Inserita tra gli obiettivi del Pnrr (Piano nazionale di ripresa e resilienza), collocazione che dunque consente di spendere le risorse messe a disposizione dal Next generation Eu attivato per l’aiuto dei paesi Ue all’indomani delle gravi ripercussioni dovute alla pandemia, l’opera si trova adesso davanti a un bivio.

È successo infatti che lo scavo nella montagna, nel tratto finale, si parla degli ultimi 800 metri della galleria lunga circa 10 chilometri, del cantiere di Pozzo Cascina Radimero, nel terrotorio di Arquata Scrivia, è stato interrotto, e lo è ormai da un anno, a causa delle difficoltà incontrate nella perforazione della roccia. La cui “friabilità”, come ha spiegato Calogero Mauceri, che del Progetto unico è il commissario straordinario, «esercitava pressioni sullo scudo delle macchine impiegate». 
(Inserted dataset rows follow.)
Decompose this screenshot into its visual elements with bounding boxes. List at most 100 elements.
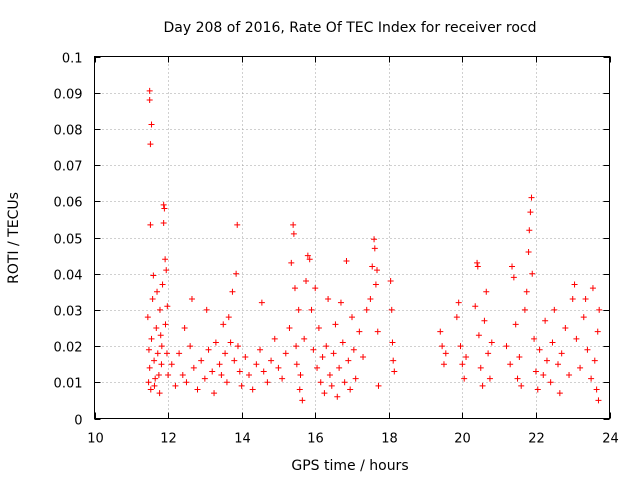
data-point: [503, 343, 510, 350]
data-point: [562, 325, 569, 331]
data-point: [290, 221, 297, 228]
data-point: [218, 372, 225, 379]
data-point: [163, 267, 170, 274]
data-point: [168, 361, 175, 368]
data-point: [543, 357, 550, 364]
y-tick-label: 0: [74, 414, 82, 429]
data-point: [158, 361, 165, 368]
data-point: [566, 372, 573, 379]
data-point: [223, 379, 230, 386]
data-point: [242, 353, 249, 360]
data-point: [271, 335, 278, 342]
data-point: [216, 361, 223, 368]
data-point: [301, 335, 308, 342]
data-point: [314, 364, 321, 371]
data-point: [474, 263, 481, 270]
data-point: [234, 221, 241, 228]
data-point: [212, 339, 219, 346]
data-point: [147, 221, 154, 228]
data-point: [532, 368, 539, 375]
data-point: [293, 343, 300, 350]
data-point: [526, 227, 533, 234]
x-tick-label: 10: [87, 432, 104, 447]
data-point: [330, 350, 337, 357]
data-point: [336, 364, 343, 371]
data-point: [190, 364, 197, 371]
data-point: [194, 386, 201, 393]
data-point: [286, 325, 293, 331]
data-point: [360, 353, 367, 360]
data-point: [181, 325, 188, 331]
data-point: [310, 346, 317, 353]
data-point: [299, 397, 306, 404]
y-tick-label: 0.03: [54, 305, 83, 320]
data-point: [512, 321, 519, 328]
data-point: [367, 296, 374, 303]
data-point: [222, 350, 229, 357]
data-point: [209, 368, 216, 375]
y-tick-label: 0.01: [54, 377, 83, 392]
data-point: [455, 299, 462, 306]
data-point: [258, 299, 265, 306]
data-point: [282, 350, 289, 357]
data-point: [328, 382, 335, 389]
data-point: [323, 343, 330, 350]
data-point: [350, 346, 357, 353]
data-point: [308, 306, 315, 313]
data-point: [326, 372, 333, 379]
x-tick-label: 24: [602, 432, 619, 447]
data-point: [527, 209, 534, 216]
data-point: [288, 259, 295, 266]
data-point: [260, 368, 267, 375]
data-point: [536, 346, 543, 353]
data-point: [297, 372, 304, 379]
data-point: [172, 382, 179, 389]
data-point: [390, 357, 397, 364]
data-point: [268, 357, 275, 364]
data-point: [203, 306, 210, 313]
data-point: [457, 343, 464, 350]
x-tick-label: 20: [454, 432, 471, 447]
data-point: [176, 350, 183, 357]
data-point: [525, 248, 532, 255]
data-point: [317, 379, 324, 386]
data-point: [303, 277, 310, 284]
data-point: [374, 267, 381, 274]
x-tick-label: 18: [381, 432, 398, 447]
data-point: [227, 339, 234, 346]
data-point: [371, 236, 378, 243]
data-point: [477, 364, 484, 371]
data-point: [151, 382, 158, 389]
data-point: [147, 386, 154, 393]
data-point: [528, 194, 535, 201]
data-point: [542, 317, 549, 324]
data-point: [179, 372, 186, 379]
data-point: [375, 382, 382, 389]
data-point: [332, 321, 339, 328]
data-point: [521, 306, 528, 313]
data-point: [596, 306, 603, 313]
data-point: [593, 386, 600, 393]
data-point: [556, 390, 563, 397]
data-point: [472, 303, 479, 310]
data-point: [147, 141, 154, 148]
y-tick-label: 0.04: [54, 269, 83, 284]
data-point: [479, 382, 486, 389]
data-point: [154, 288, 161, 295]
data-point: [594, 328, 601, 335]
data-point: [238, 382, 245, 389]
data-point: [315, 325, 322, 331]
data-point: [529, 270, 536, 277]
data-point: [162, 256, 169, 263]
data-point: [145, 346, 152, 353]
data-point: [264, 379, 271, 386]
data-point: [509, 263, 516, 270]
data-point: [198, 357, 205, 364]
data-point: [555, 361, 561, 368]
y-tick-label: 0.06: [54, 196, 83, 211]
data-point: [391, 368, 398, 375]
y-tick-label: 0.1: [62, 52, 83, 67]
data-point: [162, 321, 169, 328]
chart-title: Day 208 of 2016, Rate Of TEC Index for r…: [164, 20, 537, 36]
Pressioni, quelle sulle attrezzature dello scavo meccanizzato, ritenute pericolosamente anomale, che hanno consigliato dapprima l’immediato stop e successivamente, dopo attenta valutazione, il cambio tout-court della metodologia di scavo, che in un primo tempo avrebbe dovuto alternare alla collaudata tecnica con esplosivi ed escavatori, l’utilizzo delle arcinote talpe meccaniche (Tbm). Invece, niente doppio sistema, si proseguirà con il metodo tradizionale, dunque affidandosi alle cariche esplosive.

E adesso cosa fare?

Senza questo problema (peraltro non l’unico: nelle gallerie è stata infatti rilevata anche la presenza pericolosissima di amianto, che ha richiesto particolari trattamenti a tutela della salute degli operai), le operazioni di scavo, che a gennaio hanno raggiunto lo stato di avanzamento dell’85 per cento, si sarebbero potute concludere già la scorsa estate. 

L’intoppo, chiamiamolo così, ha naturalmente determinato uno stravolgimento della tabella di marcia. Non soltanto. C’è anche un altro serio problema, pur di diversa natura. In quanto inserito nel Pnrr, il Terzo valico dovrà necessariamente rispettare la scadenza di giugno 2026, quale data ultima di completamento dell’opera. Che il rallentamento dei lavori mette adesso a rischio. 

Bella gatta da pelare per il governo Meloni, che dovrà a questo punto decidere se confermarla nel Pnrr anche facendo fronte alle conseguenze previste, oppure procedere in autonomia finanziandola con fondi nazionali. Scelta non facile.